Relevante para o mercado brasileiro, os contratos futuros de petróleo também chegaram a cair bastante em um primeiro momento, gerando bastante preocupação no mercado de commodities, ainda que tenha havido recuperação depois.
Como os números de casos continuam atingindo recordes, com cerca de 40 mil novas infecções registradas na segunda-feira (só neste mês, mais de 480 mil casos foram registrados, como podemos ver abaixo), novas políticas de estímulo foram anunciadas, antecipando que haveria uma reação econômica.
O banco central da China, por exemplo, cortou sua taxa de compulsório em 25 pontos-base, liberando cerca de US$ 70 bilhões em liquidez para apoiar a economia. Foi o bastante? Acredito que não.

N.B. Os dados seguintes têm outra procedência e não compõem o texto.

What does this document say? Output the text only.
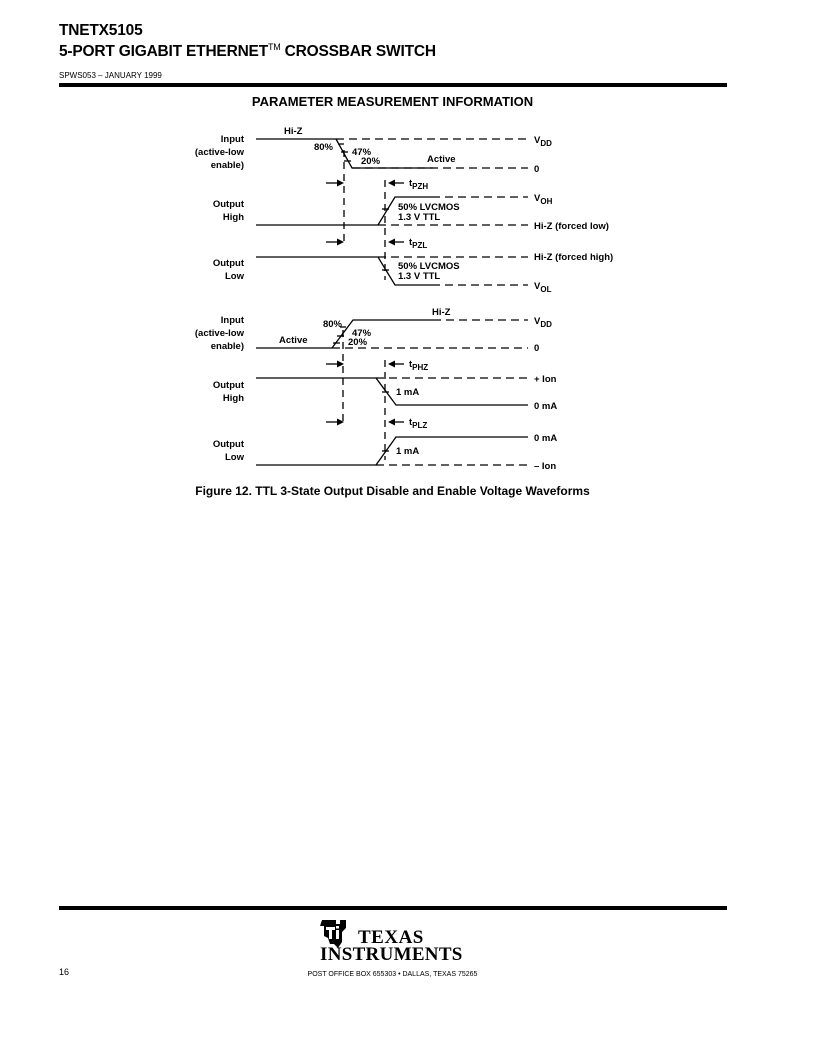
TNETX5105
5-PORT GIGABIT ETHERNET™ CROSSBAR SWITCH
SPWS053 – JANUARY 1999
PARAMETER MEASUREMENT INFORMATION
Input
(active-low
enable)
Hi-Z
80% 47%
20%	Active
$V_{DD}$
0
$t_{PZH}$
Output
High
50% LVCMOS
1.3 V TTL
$V_{OH}$
Hi-Z (forced low)
$t_{PZL}$
Output
Low
50% LVCMOS
1.3 V TTL
Hi-Z (forced high)
$V_{OL}$
Input
(active-low
enable)
Hi-Z
80%
47%
20%
Active
$V_{DD}$
0
$t_{PHZ}$
Output
High
+ Ion
1 mA
0 mA
$t_{PLZ}$
Output
Low
0 mA
1 mA
– Ion
Figure 12. TTL 3-State Output Disable and Enable Voltage Waveforms
TEXAS
INSTRUMENTS
16	POST OFFICE BOX 655303 • DALLAS, TEXAS 75265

As consequências da política de covid zero para a China
Sabemos que a postura de covid zero já trouxe sérias implicações para a economia, com o PIB da China crescendo apenas 3% no final do terceiro trimestre, bem abaixo da meta oficial de cerca de 5,5% anunciada em março.
Agora, todos os olhos estão voltados para os próximos movimentos do governo chinês para reprimir a dissidência que parece estar apenas se intensificando.

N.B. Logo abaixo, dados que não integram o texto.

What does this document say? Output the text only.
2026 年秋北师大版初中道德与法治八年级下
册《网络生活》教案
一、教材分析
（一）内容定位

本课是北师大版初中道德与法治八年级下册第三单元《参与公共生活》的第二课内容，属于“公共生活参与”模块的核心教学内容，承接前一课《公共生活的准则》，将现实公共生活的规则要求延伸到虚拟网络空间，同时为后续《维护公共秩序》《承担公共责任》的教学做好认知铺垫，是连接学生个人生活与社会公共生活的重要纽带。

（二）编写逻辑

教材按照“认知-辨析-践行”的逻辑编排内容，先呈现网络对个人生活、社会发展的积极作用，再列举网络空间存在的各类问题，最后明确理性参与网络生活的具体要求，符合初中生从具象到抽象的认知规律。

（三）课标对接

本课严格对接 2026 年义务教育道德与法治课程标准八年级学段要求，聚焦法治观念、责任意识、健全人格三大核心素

Os protestos são um balde de água fria sobre a reeleição de Xi Jinping, que havia conquistado mais um mandato de cinco anos e instalado pessoas próximas em cargos importantes.

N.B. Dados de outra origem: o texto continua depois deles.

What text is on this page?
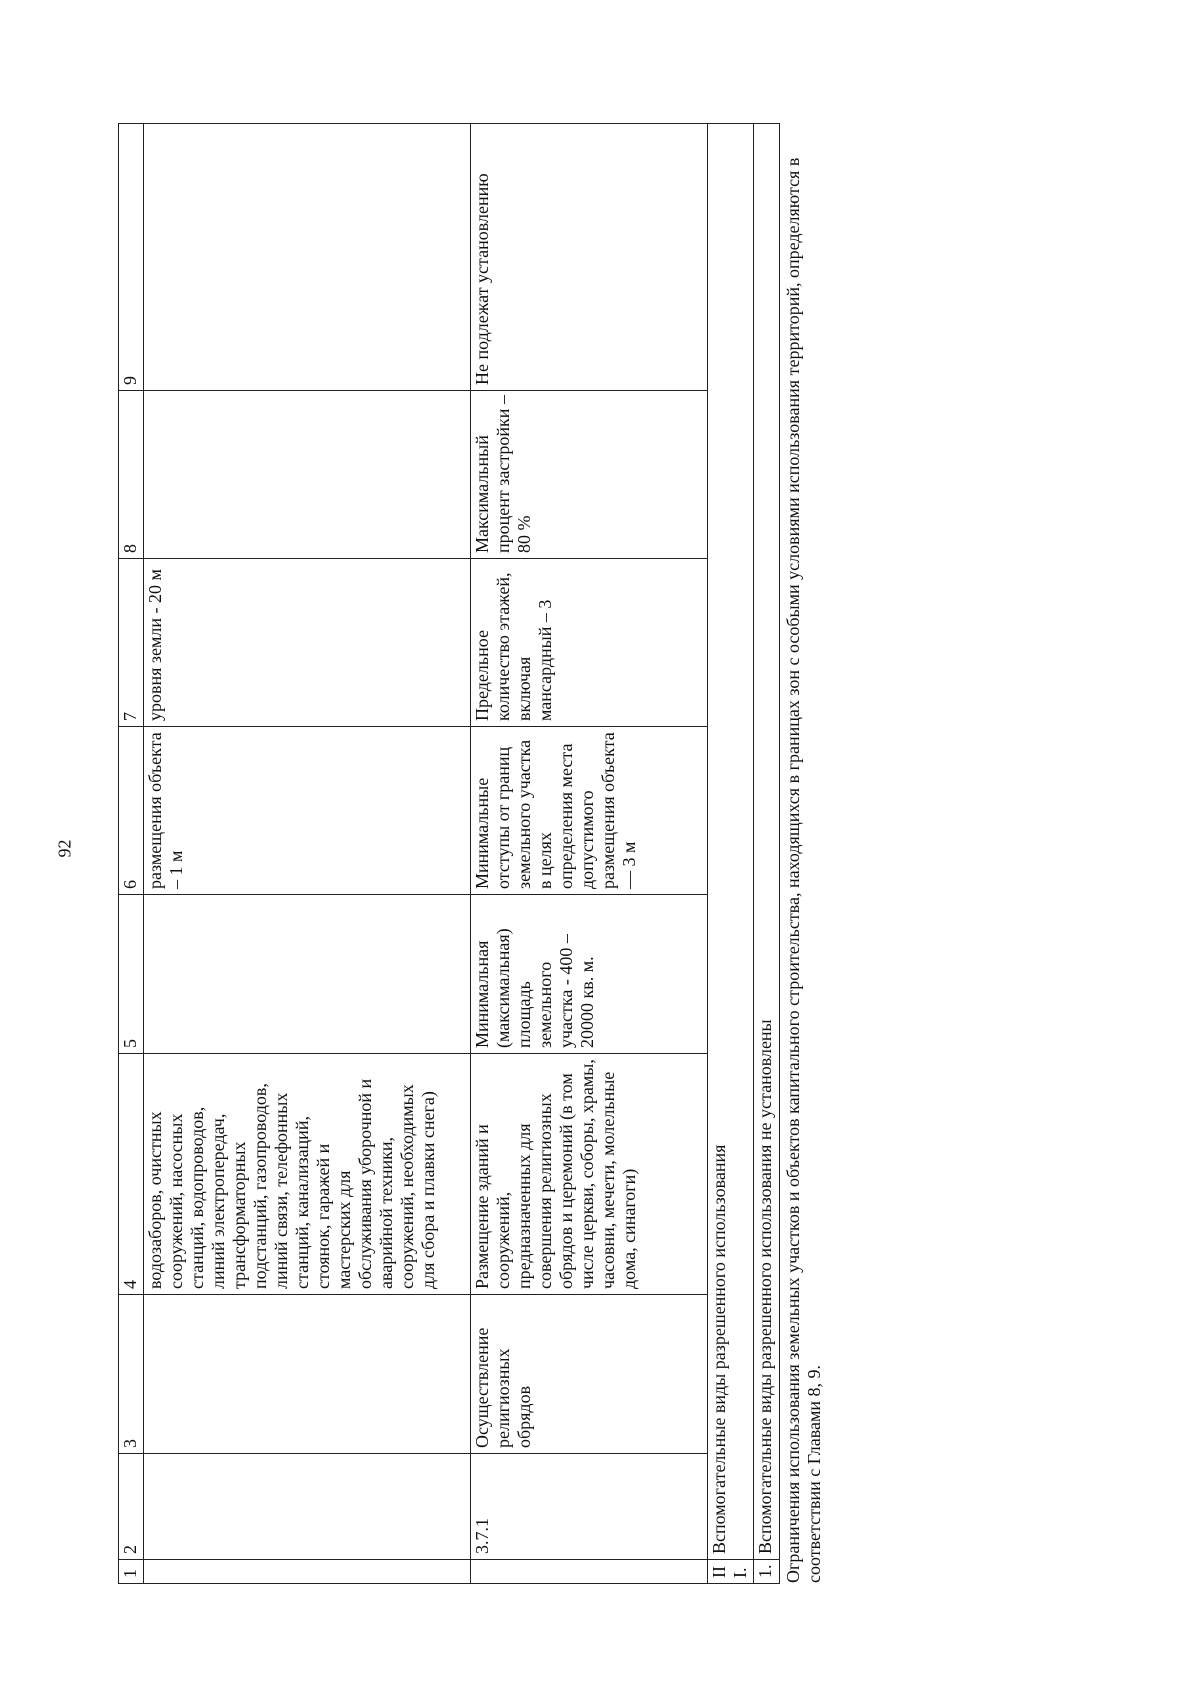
92
1	2	3	4	5	6	7	8	9
			водозаборов, очистных сооружений, насосных станций, водопроводов, линий электропередач, трансформаторных подстанций, газопроводов, линий связи, телефонных станций, канализаций, стоянок, гаражей и мастерских для обслуживания уборочной и аварийной техники, сооружений, необходимых для сбора и плавки снега)		размещения объекта – 1 м	уровня земли - 20 м		
	3.7.1	Осуществление религиозных обрядов	Размещение зданий и сооружений, предназначенных для совершения религиозных обрядов и церемоний (в том числе церкви, соборы, храмы, часовни, мечети, молельные дома, синагоги)	Минимальная (максимальная) площадь земельного участка - 400 – 20000 кв. м.	Минимальные отступы от границ земельного участка в целях определения места допустимого размещения объекта — 3 м	Предельное количество этажей, включая мансардный – 3	Максимальный процент застройки – 80 %	Не подлежат установлению
III.	Вспомогательные виды разрешенного использования							
1.	Вспомогательные виды разрешенного использования не установлены							Ограничения использования земельных участков и объектов капитального строительства, находящихся в границах зон с особыми условиями использования территорий, определяются в соответствии с Главами 8, 9.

Naturalmente, os manifestantes estão canalizando sua raiva diretamente para Xi Jinping, que não deve estar nada feliz com o que está acontecendo.
Primeiro os protestos em Hong Kong, depois as manifestações com relação aos bancos regionais e agora a insatisfação com a política de restrição. A China já teve momentos melhores.
Antes, em um primeiro momento, se a China mudasse a política de covid zero que restringe o crescimento, isso poderia parecer uma coisa boa. Contudo, se o país pudesse se abrir sem colocar muitas vidas em risco, certamente já o teria feito.
O problema está na insistência com um tipo de procedimento já não mais visto ao redor do mundo, que passou a considerar o coronavírus uma endemia.
Mais agitação social em 2023?
A caminho de 2023, parece que a China enfrentará continuidade dos bloqueios contra a covid e mais agitação social, trazendo incerteza para os mercados, uma combinação indesejável.
Assim como em 2022, o crescimento econômico chinês deve frustrar um pouco as expectativas no ano que vem, o que pode prejudicar o mercado de commodities e, consequentemente, o ambiente econômico brasileiro. Mais volatilidade deve ser verificada nas próximas semanas.
Por outro lado, se houver uma certa estabilidade da situação, com retirada das restrições (o que parece improvável no curto prazo) e aplicação de uma nova vacina mais eficaz, talvez a precificação de desastre tenha sido grande demais. Os próprios ativos já ensaiam uma certa recuperação nesta terça-feira. Em sendo o caso, contando com mais estímulos, talvez o médio prazo não seja tão ruim para as commodities.